Mañana empezará oficialmente el otoño en nuestro hemisferio.

Adiós a las hogueras de Sant Joan que nos anunciaban la noche más corta del año. Poco a poco, la oscuridad ha ido ganando terreno y ahora ocupa ya tanto espacio como el día. Seguirá creciendo hasta que el 21 de diciembre rompamos el maleficio y nos encaminemos de nuevo hacia el sol.

Mi padre, que era una persona muy sabia, decía que todas las estaciones del año eran bonitas, cada una tenía su encanto.

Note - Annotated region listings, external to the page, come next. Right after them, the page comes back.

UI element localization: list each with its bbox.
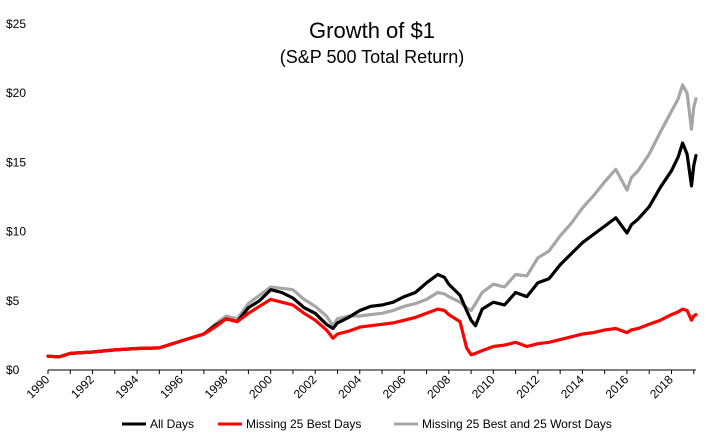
y-tick-label: $5 — [6, 294, 20, 308]
legend-label: Missing 25 Best and 25 Worst Days — [422, 417, 612, 431]
x-tick-label: 2008 — [424, 372, 453, 401]
x-tick-label: 1994 — [113, 372, 142, 401]
x-axis: 1990 1992 1994 1996 1998 2000 2002 2004 2006 2008… — [24, 369, 696, 401]
x-tick-label: 2010 — [469, 372, 498, 401]
x-tick-label: 2000 — [246, 372, 275, 401]
chart-subtitle: (S&P 500 Total Return) — [280, 47, 464, 67]
legend-label: Missing 25 Best Days — [246, 417, 361, 431]
series-line — [46, 83, 698, 359]
y-tick-label: $25 — [6, 17, 26, 31]
x-tick-label: 2016 — [603, 372, 632, 401]
x-tick-label: 2004 — [335, 372, 364, 401]
x-tick-label: 1998 — [202, 372, 231, 401]
x-tick-label: 2012 — [513, 372, 542, 401]
series-line — [46, 297, 698, 359]
plot-area — [46, 83, 698, 359]
chart-title: Growth of $1 — [309, 18, 435, 43]
x-tick-label: 1992 — [68, 372, 97, 401]
y-axis: $0 $5 $10 $15 $20 $25 — [6, 17, 26, 377]
legend: All Days Missing 25 Best Days Missing 25 B… — [122, 417, 612, 431]
y-tick-label: $15 — [6, 155, 26, 169]
x-tick-label: 1990 — [24, 372, 53, 401]
y-tick-label: $20 — [6, 86, 26, 100]
x-tick-label: 1996 — [157, 372, 186, 401]
y-tick-label: $10 — [6, 225, 26, 239]
x-tick-label: 2014 — [558, 372, 587, 401]
x-tick-label: 2006 — [380, 372, 409, 401]
x-tick-label: 2018 — [647, 372, 676, 401]
legend-label: All Days — [150, 417, 194, 431]
y-tick-label: $0 — [6, 363, 20, 377]
x-tick-label: 2002 — [291, 372, 320, 401]
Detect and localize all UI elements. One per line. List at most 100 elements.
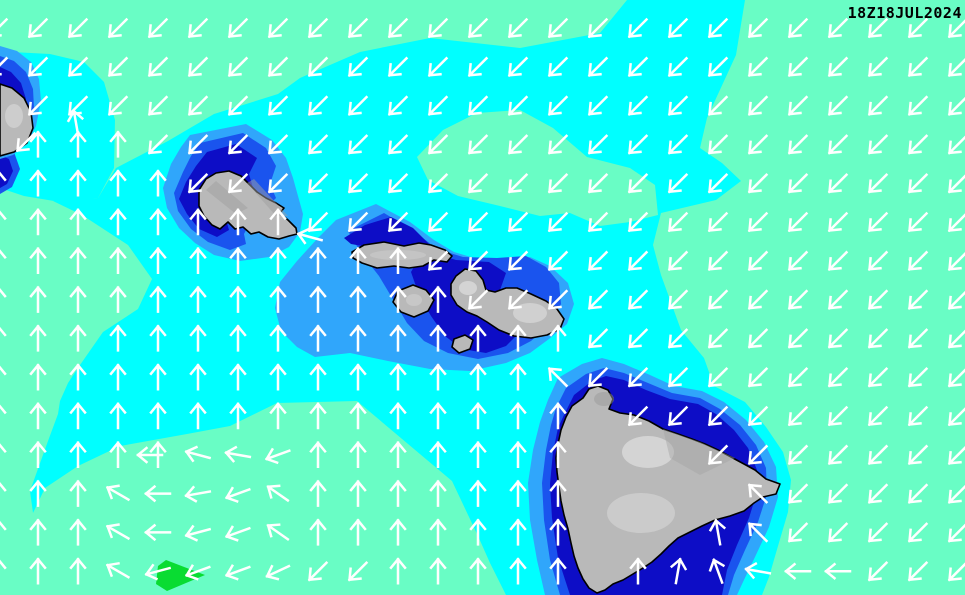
swell-arrow [429, 440, 447, 469]
swell-arrow [387, 56, 409, 78]
swell-arrow [707, 56, 729, 78]
swell-arrow [0, 559, 7, 570]
swell-arrow [867, 522, 889, 543]
swell-arrow [907, 289, 929, 310]
swell-arrow [29, 402, 47, 430]
swell-arrow [229, 363, 247, 391]
swell-arrow [947, 366, 965, 388]
swell-arrow [69, 324, 87, 352]
swell-arrow [867, 172, 889, 194]
swell-arrow [109, 363, 127, 391]
swell-arrow [224, 486, 251, 503]
swell-arrow [947, 56, 965, 78]
swell-arrow [947, 483, 965, 504]
swell-arrow [667, 56, 689, 78]
swell-arrow [507, 211, 529, 233]
swell-arrow [347, 56, 369, 78]
swell-arrow [787, 405, 809, 427]
swell-arrow [387, 172, 409, 194]
swell-arrow [309, 324, 327, 352]
swell-arrow [867, 134, 889, 155]
swell-arrow [587, 134, 609, 155]
swell-arrow [507, 17, 529, 39]
swell-arrow [907, 134, 929, 155]
swell-arrow [147, 17, 169, 39]
swell-arrow [0, 520, 7, 531]
swell-arrow [189, 208, 207, 236]
swell-arrow [107, 95, 129, 116]
swell-arrow [627, 405, 649, 427]
swell-arrow [467, 134, 489, 155]
swell-arrow [787, 95, 809, 116]
swell-arrow [947, 172, 965, 194]
swell-arrow [827, 17, 849, 39]
swell-arrow [867, 289, 889, 310]
swell-arrow [667, 172, 689, 194]
swell-arrow [389, 402, 407, 430]
swell-arrow [587, 328, 609, 349]
swell-arrow [149, 363, 167, 391]
swell-arrow [587, 289, 609, 310]
swell-arrow [707, 134, 729, 155]
swell-arrow [509, 363, 527, 391]
swell-arrow [269, 246, 287, 275]
swell-arrow [187, 56, 209, 78]
swell-arrow [224, 445, 252, 463]
swell-arrow [387, 211, 409, 233]
swell-arrow [389, 285, 407, 313]
swell-arrow [549, 479, 567, 507]
swell-arrow [947, 289, 965, 310]
swell-arrow [27, 56, 49, 78]
swell-arrow [827, 56, 849, 78]
swell-arrow [267, 134, 289, 155]
swell-arrow [947, 560, 965, 582]
swell-arrow [627, 289, 649, 310]
swell-arrow [144, 484, 172, 503]
swell-arrow [549, 518, 567, 546]
swell-arrow [787, 134, 809, 155]
swell-arrow [627, 134, 649, 155]
swell-arrow [147, 134, 169, 155]
swell-arrow [509, 479, 527, 507]
swell-arrow [136, 446, 164, 464]
swell-arrow [587, 250, 609, 272]
swell-arrow [587, 172, 609, 194]
swell-arrow [429, 518, 447, 546]
swell-arrow [827, 172, 849, 194]
swell-arrow [347, 211, 369, 233]
swell-arrow [187, 172, 209, 194]
swell-arrow [547, 250, 569, 272]
swell-arrow [947, 522, 965, 543]
swell-arrow [109, 169, 127, 197]
swell-arrow [184, 445, 212, 463]
swell-arrow [667, 250, 689, 272]
swell-arrow [549, 557, 567, 585]
swell-arrow [427, 211, 449, 233]
swell-arrow [0, 404, 7, 415]
swell-arrow [0, 249, 7, 260]
swell-arrow [469, 518, 487, 546]
swell-arrow [707, 444, 729, 466]
terrain-shading [594, 392, 614, 406]
swell-arrow [264, 447, 291, 465]
swell-arrow [69, 246, 87, 275]
swell-arrow [69, 518, 87, 546]
swell-arrow [867, 250, 889, 272]
swell-arrow [349, 440, 367, 469]
swell-arrow [67, 17, 89, 39]
swell-arrow [29, 557, 47, 585]
swell-arrow [147, 95, 169, 116]
swell-arrow [149, 402, 167, 430]
swell-arrow [707, 405, 729, 427]
swell-arrow [627, 56, 649, 78]
swell-arrow [307, 56, 329, 78]
swell-arrow [307, 560, 329, 582]
swell-arrow [429, 479, 447, 507]
swell-arrow [507, 289, 529, 310]
terrain-shading [607, 493, 675, 533]
contour-niihau-dark [0, 155, 13, 188]
swell-arrow [827, 211, 849, 233]
swell-arrow [907, 172, 929, 194]
swell-arrow [69, 363, 87, 391]
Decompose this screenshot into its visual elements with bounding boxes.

Le gustaba el otoño por los colores y los olores del campo, y porque con él llegaba la época de hacer membrillo.

Se esmeraba en hacer unas porciones casi perfectas. Brillantes, envueltas con papel film en la nevera, parecían una montaña de quilates. Siempre tenían la misma forma rectangular y un tamaño mediano. Aunque el color y la textura variaban; porque con el membrillo pasa como con la paella, por mucho que lo intentes, nunca queda igual. 

Con la llegada del otoño empezarán a bajar por fin las temperaturas. La ropa que hasta ahora ocupaba su espacio el armario, la veremos, de repente, fuera de lugar; y un año más, volveremos a hacer incursiones en los altillos para buscar aquella chaqueta o jersey cálido que sabemos que nos abrigará.

¿Y el verano? ¿Qué quedará de él?

Pues, cómo decía la publicidad que vi el otro día en un camión (también en la publicidad y en los camiones hay poesía): aunque el verano se fue, y con él se acabó el azúcar, nos quedará el sabor 😉

Pues nada, ¡que exprimas hasta la última gota!